The success of the structured deformable template matching approaches depends, obviously, on an accurate description of the shape class --- the expected shape instances and their variations. This information, similar to the prior distribution in a Bayesian framework, can be subjective. Some recent work on shape modeling has focused on the active learning of the shape models from training samples, influenced by the goals of ``active vision''. To describe a shape class, one has to learn both the ``representative'' shape and the ``variability'' in the shape class [12,10,11,22,23,31].
Principle component analysis has been shown to be very useful in some computer vision applications because of its capability to reduce the dimensionality and to extract the important dimensions in terms of the amount of variations they explain. As a result, it plays an important role in learning object representations (e.g., eigenfaces). Cootes et al. [12,10,11] have adopted this method to learn deformable template models. They proposed the ``active shape models'' for templates represented as line-drawings. By an ``active shape model'', they mean that instead of handcrafting the parametric form for the shape class, the prototype shape and its deformations are learned from a collection of correctly annotated example shapes. Basically, polygonal representations are used for shape modeling. By manually aligning the training set, i.e., establishing the correspondences between the ``landmark points'' (nodes) of training samples of the same class, they calculated the mean position and variation of each node from the training shapes. This mean shape is used as the generic template of the class of shapes. A number of modes of variation, i.e., the eigenvectors of the covariance matrix, are determined for describing the main factors by which the examplar shapes tend to deform from the generic shape. A small set of linearly independent parameters are used to describe the deformation. In this way, their shape model allows for considerable meaningful variability, but is still specific to the class of structures it represents. The major contribution of their work is that the active shape model is able to learn the characteristic pattern of a shape class and can deform in a way which reflects the variations in the training set. The limitations of the approach are its sensitivity to partial occlusion, and its inability to handle large scale and orientation change.
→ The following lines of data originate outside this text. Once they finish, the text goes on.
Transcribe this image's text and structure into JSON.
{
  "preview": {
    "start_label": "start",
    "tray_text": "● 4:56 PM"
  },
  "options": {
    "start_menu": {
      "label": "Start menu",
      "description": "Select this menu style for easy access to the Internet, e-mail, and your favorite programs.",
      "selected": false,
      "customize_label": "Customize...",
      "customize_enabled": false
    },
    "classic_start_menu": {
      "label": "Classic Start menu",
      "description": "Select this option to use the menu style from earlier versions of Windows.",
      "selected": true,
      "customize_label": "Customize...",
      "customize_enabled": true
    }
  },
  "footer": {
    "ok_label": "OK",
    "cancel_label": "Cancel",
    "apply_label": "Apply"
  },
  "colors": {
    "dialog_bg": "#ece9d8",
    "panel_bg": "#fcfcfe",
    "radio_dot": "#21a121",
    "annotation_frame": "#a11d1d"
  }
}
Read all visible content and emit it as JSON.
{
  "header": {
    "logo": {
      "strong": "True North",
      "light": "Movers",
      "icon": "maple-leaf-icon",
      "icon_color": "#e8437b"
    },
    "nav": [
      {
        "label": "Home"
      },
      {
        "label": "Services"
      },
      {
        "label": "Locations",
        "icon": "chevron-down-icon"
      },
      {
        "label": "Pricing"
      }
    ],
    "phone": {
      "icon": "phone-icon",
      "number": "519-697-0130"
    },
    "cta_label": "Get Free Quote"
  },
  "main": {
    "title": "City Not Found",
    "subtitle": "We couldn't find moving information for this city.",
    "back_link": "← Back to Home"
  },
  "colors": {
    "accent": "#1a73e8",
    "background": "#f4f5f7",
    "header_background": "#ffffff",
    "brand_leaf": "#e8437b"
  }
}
Kervrann and Heitz [22] proposed a deformable model which is very similar to Cootes et al.'s model. They presented an unsupervised approach to learn the structure and deformation modes of 2D polygonal objects, given long image sequences. They used a combination of both the global and local deformation modes to model a deformable shape. The global mode is the same as that in Cootes et al.'s work, i.e., is modeled by a generic shape plus the global deformation which is a linear combination of the variation modes obtained from principle component analysis. The local deformation, which is considered to contain additional information from the new image frame, is modeled by a Markov random process for the consecutive nodes, which takes into account interactions between the neighboring points. In the training stage, upon the processing of every new image frame, the computed local deformations are used to update the global average template and the global deformation modes. They applied this approach to object tracking. However, a good initial template is still required, and the convergence of the sequence is not guaranteed.
Given a set of representative shape examples, Pentland [30] and Pentland and Scaroff [31,34]
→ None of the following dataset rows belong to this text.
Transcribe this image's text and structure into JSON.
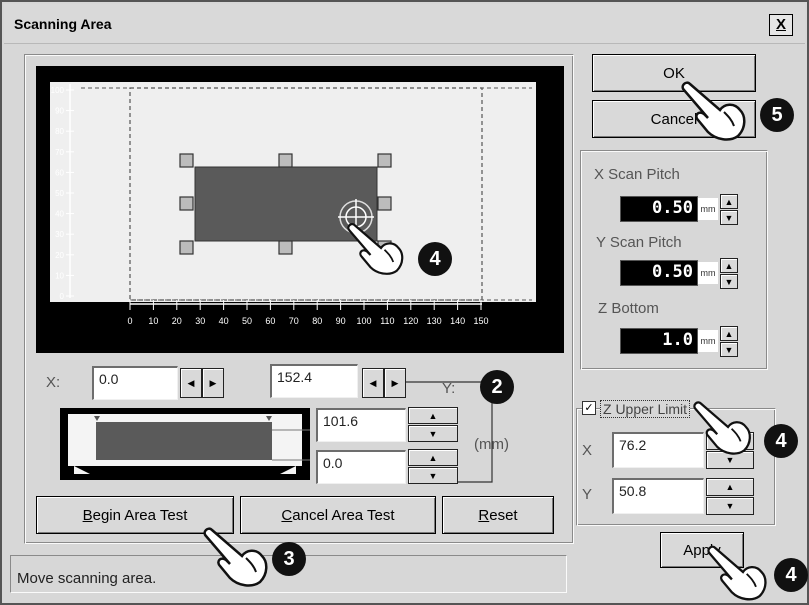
{
  "window": {
    "title": "Scanning Area",
    "close_label": "X"
  },
  "preview": {
    "y_ticks": [
      "100",
      "90",
      "80",
      "70",
      "60",
      "50",
      "40",
      "30",
      "20",
      "10",
      "0"
    ],
    "x_ticks": [
      "0",
      "10",
      "20",
      "30",
      "40",
      "50",
      "60",
      "70",
      "80",
      "90",
      "100",
      "110",
      "120",
      "130",
      "140",
      "150"
    ]
  },
  "coords": {
    "x_label": "X:",
    "x_min": "0.0",
    "x_max": "152.4",
    "y_label": "Y:",
    "y_max": "101.6",
    "y_min": "0.0",
    "unit_label": "(mm)"
  },
  "buttons": {
    "begin_prefix": "B",
    "begin_rest": "egin Area Test",
    "cancel_test_prefix": "C",
    "cancel_test_rest": "ancel Area Test",
    "reset_prefix": "R",
    "reset_rest": "eset",
    "ok": "OK",
    "cancel": "Cancel",
    "apply": "Apply"
  },
  "status": {
    "message": "Move scanning area."
  },
  "scan": {
    "x_pitch_label": "X Scan Pitch",
    "x_pitch_value": "0.50",
    "y_pitch_label": "Y Scan Pitch",
    "y_pitch_value": "0.50",
    "z_bottom_label": "Z Bottom",
    "z_bottom_value": "1.0",
    "unit": "mm"
  },
  "z_upper": {
    "checkbox_mark": "✓",
    "label": "Z Upper Limit",
    "x_label": "X",
    "x_value": "76.2",
    "y_label": "Y",
    "y_value": "50.8"
  },
  "markers": {
    "two": "2",
    "three": "3",
    "four": "4",
    "five": "5"
  },
  "icons": {
    "pointer": "hand-pointer-icon",
    "crosshair": "crosshair-icon"
  }
}
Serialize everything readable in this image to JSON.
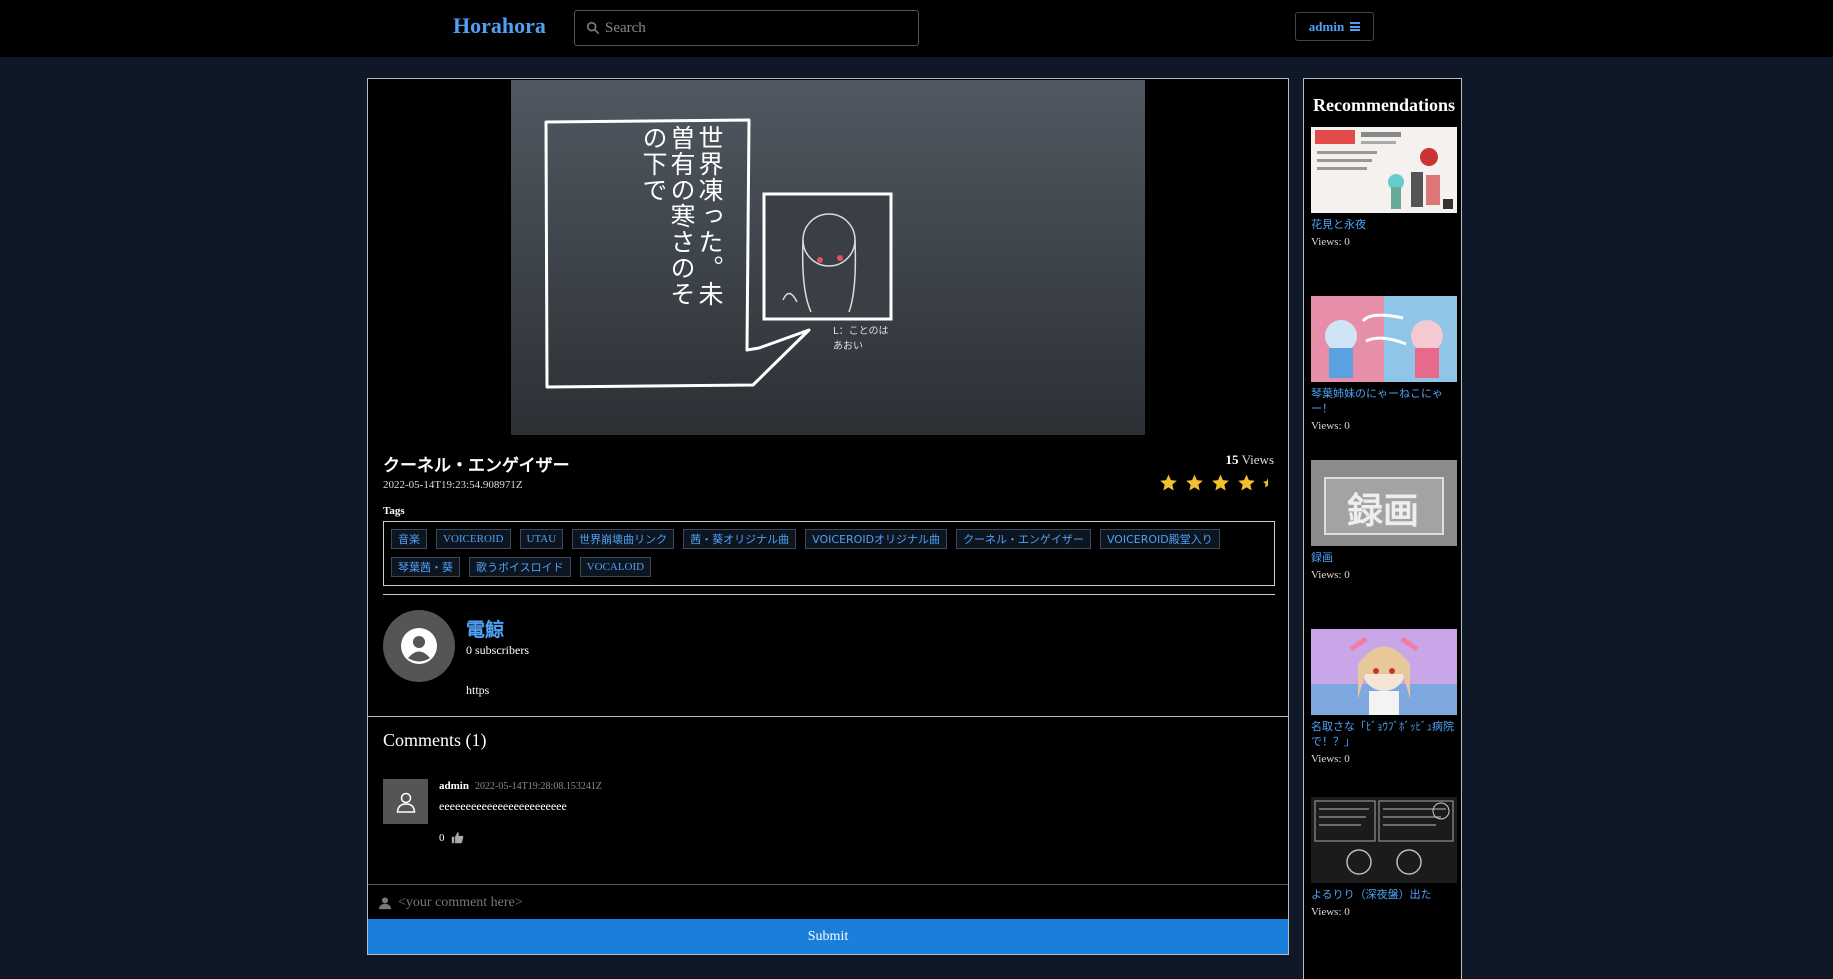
{
  "header": {
    "brand": "Horahora",
    "search_placeholder": "Search",
    "user_label": "admin"
  },
  "video": {
    "title": "クーネル・エンゲイザー",
    "date": "2022-05-14T19:23:54.908971Z",
    "views_count": "15",
    "views_label": "Views",
    "rating": 4.5,
    "thumbnail_text": "世界凍った。未曽有の寒さのその下で",
    "thumbnail_caption": "L：ことのは あおい"
  },
  "tags": {
    "label": "Tags",
    "items": [
      "音楽",
      "VOICEROID",
      "UTAU",
      "世界崩壊曲リンク",
      "茜・葵オリジナル曲",
      "VOICEROIDオリジナル曲",
      "クーネル・エンゲイザー",
      "VOICEROID殿堂入り",
      "琴葉茜・葵",
      "歌うボイスロイド",
      "VOCALOID"
    ]
  },
  "channel": {
    "name": "電鯨",
    "subscribers": "0 subscribers",
    "description": "https"
  },
  "comments": {
    "title": "Comments (1)",
    "items": [
      {
        "author": "admin",
        "date": "2022-05-14T19:28:08.153241Z",
        "text": "eeeeeeeeeeeeeeeeeeeeeeee",
        "likes": "0"
      }
    ],
    "input_placeholder": "<your comment here>",
    "submit_label": "Submit"
  },
  "sidebar": {
    "title": "Recommendations",
    "items": [
      {
        "title": "花見と永夜",
        "views": "Views: 0"
      },
      {
        "title": "琴葉姉妹のにゃーねこにゃー！",
        "views": "Views: 0"
      },
      {
        "title": "録画",
        "views": "Views: 0",
        "thumb_text": "録画"
      },
      {
        "title": "名取さな「ﾋﾞｮｳﾌﾞﾎﾞｯﾋﾞｭ病院で！？」",
        "views": "Views: 0"
      },
      {
        "title": "よるりり（深夜盤）出た",
        "views": "Views: 0"
      }
    ]
  },
  "colors": {
    "accent": "#4ea1f5",
    "submit": "#1a7fdb",
    "star": "#f2c12e",
    "page_bg": "#0f1827"
  }
}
have proposed a novel shape modeling method using the finite element models
(FEM).
They used 3-D finite element models which act like lumps of elastic
clays to model 3-D shapes. They derive modes of
vibration of a suitable base shape, such as an ellipsoid, and build
up shapes using different modes of variation. The first few modes are the
large-scale variations of the shape; the higher order modes are more
localized.
A total of 30 modes were used to model human heads. They fitted
models to range data by an interactive process, and compared
modeled objects using fitted parameter values. The advantages of these
models are that they are easy to construct and allow for a compact
parametric representation of a family of shapes.
Additionally, a close-form
solution can be obtained for the complex 3-D shape modeling problem.
However, this does
not always lead to a compact description of the variability within a particular
class of objects.